Research Synthesized from 1 source

RL After Flawed SFT Locks In Model Defects

Key Points

  • RL amplifies SFT defects rather than correcting them
  • SFT embeds flawed patterns that RL reinforces
  • Agentic systems propagate compounding hallucinations
  • Audit SFT damage before applying reinforcement learning
  • Commercial pressure pushes teams to skip critical diagnostics
References (1)
  1. [1] Warning: rushing RL after SFT may train broken multimodal LLMs — 量子位 QbitAI

The most dangerous assumption in AI development right now is that reinforcement learning fixes what supervised fine-tuning broke. A technical analysis from 量子位 QbitAI reveals a troubling pattern: teams deploying AI agents are building on foundations riddled with hidden defects, and the standard playbook for "improving" models may be actively making things worse.

The core finding inverts conventional wisdom. Practitioners have treated SFT and RL as sequential improvements—train the base model, fine-tune it, then reinforce it. But this framing misses a critical interaction. When SFT embeds flawed patterns in a multimodal model, subsequent RL training doesn't correct those errors. It optimizes for them. The model becomes more efficient at reproducing exactly what it learned during fine-tuning, including the hallucination-prone behaviors teams thought they were eliminating.

The mechanism unfolds in stages. SFT exposes the model to curated demonstration data, teaching it to emulate patterns in that dataset. If those demonstrations contain hidden biases, gaps, or outright errors, the model absorbs them. RL then applies reward signals that reinforce the model's current behavior. Since the model has already internalized the flawed patterns, it performs those patterns more confidently. There's no "unlearning" phase—only amplification of what came before.

This matters enormously for agentic systems. Modern AI deployments string multiple model capabilities together: vision inputs triggering text generation, tool use decisions depending on retrieval results, multi-step reasoning chains where each link compounds the previous. When a model at the foundation of such chains has SFT-induced defects, RL doesn't isolate those defects.

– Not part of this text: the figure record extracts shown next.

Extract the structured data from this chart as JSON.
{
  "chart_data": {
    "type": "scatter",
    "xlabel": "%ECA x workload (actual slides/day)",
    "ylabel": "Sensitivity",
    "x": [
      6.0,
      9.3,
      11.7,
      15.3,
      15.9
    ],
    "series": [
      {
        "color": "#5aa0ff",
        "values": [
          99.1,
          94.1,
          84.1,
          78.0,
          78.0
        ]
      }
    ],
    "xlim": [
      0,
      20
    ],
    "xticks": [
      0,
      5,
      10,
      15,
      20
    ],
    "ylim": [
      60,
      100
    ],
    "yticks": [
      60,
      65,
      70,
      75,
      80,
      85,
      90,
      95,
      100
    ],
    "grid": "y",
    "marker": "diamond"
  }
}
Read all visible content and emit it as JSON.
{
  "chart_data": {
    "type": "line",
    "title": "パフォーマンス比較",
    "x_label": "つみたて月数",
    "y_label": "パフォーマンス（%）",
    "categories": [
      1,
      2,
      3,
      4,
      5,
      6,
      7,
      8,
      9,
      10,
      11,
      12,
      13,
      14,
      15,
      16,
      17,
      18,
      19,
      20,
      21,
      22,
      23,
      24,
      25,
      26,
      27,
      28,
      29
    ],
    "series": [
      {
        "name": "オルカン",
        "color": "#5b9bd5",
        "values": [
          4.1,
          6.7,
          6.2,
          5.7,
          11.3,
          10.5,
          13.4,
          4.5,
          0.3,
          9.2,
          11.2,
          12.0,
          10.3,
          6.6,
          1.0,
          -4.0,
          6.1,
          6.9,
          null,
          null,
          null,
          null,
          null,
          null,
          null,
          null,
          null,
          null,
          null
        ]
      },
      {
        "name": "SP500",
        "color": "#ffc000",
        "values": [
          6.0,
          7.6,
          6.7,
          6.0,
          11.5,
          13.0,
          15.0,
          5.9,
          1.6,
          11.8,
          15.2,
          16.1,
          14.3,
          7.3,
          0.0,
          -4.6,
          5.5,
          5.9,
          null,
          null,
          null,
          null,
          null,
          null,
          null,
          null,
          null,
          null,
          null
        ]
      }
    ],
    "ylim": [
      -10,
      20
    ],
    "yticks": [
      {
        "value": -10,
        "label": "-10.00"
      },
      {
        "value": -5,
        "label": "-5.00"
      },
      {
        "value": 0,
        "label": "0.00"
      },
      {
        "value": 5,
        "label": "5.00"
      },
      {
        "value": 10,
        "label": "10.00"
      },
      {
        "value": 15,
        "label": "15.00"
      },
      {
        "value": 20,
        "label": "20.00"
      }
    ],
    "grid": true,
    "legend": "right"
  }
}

It propagates them through every downstream decision. A model that hallucinates occasionally in testing becomes a system that hallucinates systematically in production.

The 量子位 analysis offers practical guidance: teams should audit and remediate SFT-induced "injuries" before applying RL. Identify what the fine-tuning phase actually taught the model, not just what it was supposed to teach. Test for failure modes that stem from the fine-tuning data, not just the base model. Only then should teams proceed to reinforcement learning—and even then, with clear visibility into what behaviors RL is actually reinforcing.

The industry trend runs opposite to this advice. Commercial pressure pushes teams to ship agentic products quickly, treating RL as a box-checking exercise rather than a carefully sequenced remediation. The gap between "works in demo" and "works reliably in production" widens precisely because teams skip the diagnostic work. SFT defects compound silently until they surface in ways that are difficult to reverse.

The stakes extend beyond individual model failures. As agentic systems take on consequential tasks—medical advice, legal analysis, autonomous navigation—the cost of amplified hallucinations grows. A model that confidently generates plausible-but-wrong information, reinforced by RL to generate that content more reliably, becomes a liability that scales with deployment breadth.

This research is a warning, not a prohibition. RL remains a powerful tool. But teams treating it as a universal fix for fine-tuning problems are operating on flawed premises. The question isn't whether to use RL after SFT—it's whether the foundation it will reinforce is sound enough to justify the investment.